Cloud didn’t even give much of a goodbye to Cara when he finally stepped back out to the afternoon Balamb sun and walked to his borrowed motorbike. The streets were empty, it being that lazy part of the afternoon where everyone was either taking a nap or at work, trying not to fall asleep.
That must have been what convinced him to take the motorcycle for a brief walk around town, initially an aimless refresher of his old home although he’d always known where he was going deep inside him, even if he’d barely been back home at all. No amount of heartbreak of losing his only family, of stubbornly refusing to see the town because it reminded him of the pain and the loss, would have been able to change that fact. The roads were still familiar, and his feet knew their way.

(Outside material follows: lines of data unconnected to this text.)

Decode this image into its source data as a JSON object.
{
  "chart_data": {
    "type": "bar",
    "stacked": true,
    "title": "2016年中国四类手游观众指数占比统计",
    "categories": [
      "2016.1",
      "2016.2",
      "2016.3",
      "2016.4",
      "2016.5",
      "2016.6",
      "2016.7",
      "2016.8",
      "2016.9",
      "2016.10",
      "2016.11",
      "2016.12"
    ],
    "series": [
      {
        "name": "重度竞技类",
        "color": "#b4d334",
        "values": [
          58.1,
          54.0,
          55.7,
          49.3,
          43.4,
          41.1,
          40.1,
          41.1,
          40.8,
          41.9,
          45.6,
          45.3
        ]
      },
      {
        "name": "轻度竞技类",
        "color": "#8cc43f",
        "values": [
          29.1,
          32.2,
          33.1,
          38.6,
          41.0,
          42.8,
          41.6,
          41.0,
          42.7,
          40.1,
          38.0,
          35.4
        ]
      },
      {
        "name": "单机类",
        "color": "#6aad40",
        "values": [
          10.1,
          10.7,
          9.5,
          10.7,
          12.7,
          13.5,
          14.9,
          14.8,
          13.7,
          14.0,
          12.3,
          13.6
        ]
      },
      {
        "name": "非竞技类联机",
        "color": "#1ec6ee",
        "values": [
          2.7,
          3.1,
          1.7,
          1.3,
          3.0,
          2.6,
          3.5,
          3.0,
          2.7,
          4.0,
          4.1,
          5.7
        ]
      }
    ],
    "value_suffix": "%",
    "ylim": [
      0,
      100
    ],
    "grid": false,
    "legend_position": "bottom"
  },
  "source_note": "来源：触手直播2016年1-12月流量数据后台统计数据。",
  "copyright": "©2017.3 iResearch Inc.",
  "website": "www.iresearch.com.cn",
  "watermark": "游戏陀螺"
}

When he looked up from the cobblestones, he thought his house hadn’t changed at all. It was still the same white walls, the same herbs in the porch, the same number of steps leading up to the dark-painted door. Standing there, it was almost too easy to imagine his mother cooking lunch or wiping the table with a wet rag in preparation for Cloud’s weekend return. All he needed to do was to knock, really, and it would all come to life.
But the door had opened, and when it did, the noise of the television seeped through while a man not much older than him received him with a curious, “Hello?” a baby in his arms. “How can I help you?” he asked.
Inside, a boy laughed and the voice of a woman asking him to tone down answered in reply. Cloud suddenly felt embarrassed to be intruding such a domestic life, worlds away from his own, and shifted on his own feet, trying to hide his face by looking down to the man’s shoes. What had he done? What was he thinking? “Sorry, it’s a wrong number.”
The man didn’t volunteer much help after. With a diplomatic nod, he stepped back through his door and shut it.
And just like that, the house was Cloud’s mother’s home again. Cloud’s eyes lingered on the facade for a moment too long before he sighed and gave up on his past, dropping his gaze and his shoulders. Nothing to see here anymore…
He turned around and swung a leg over the motorbike so he could kick its stand and start the engine. His fingers wrapped knowingly around the grips while he adjusted his place on its seat. It was time to go home.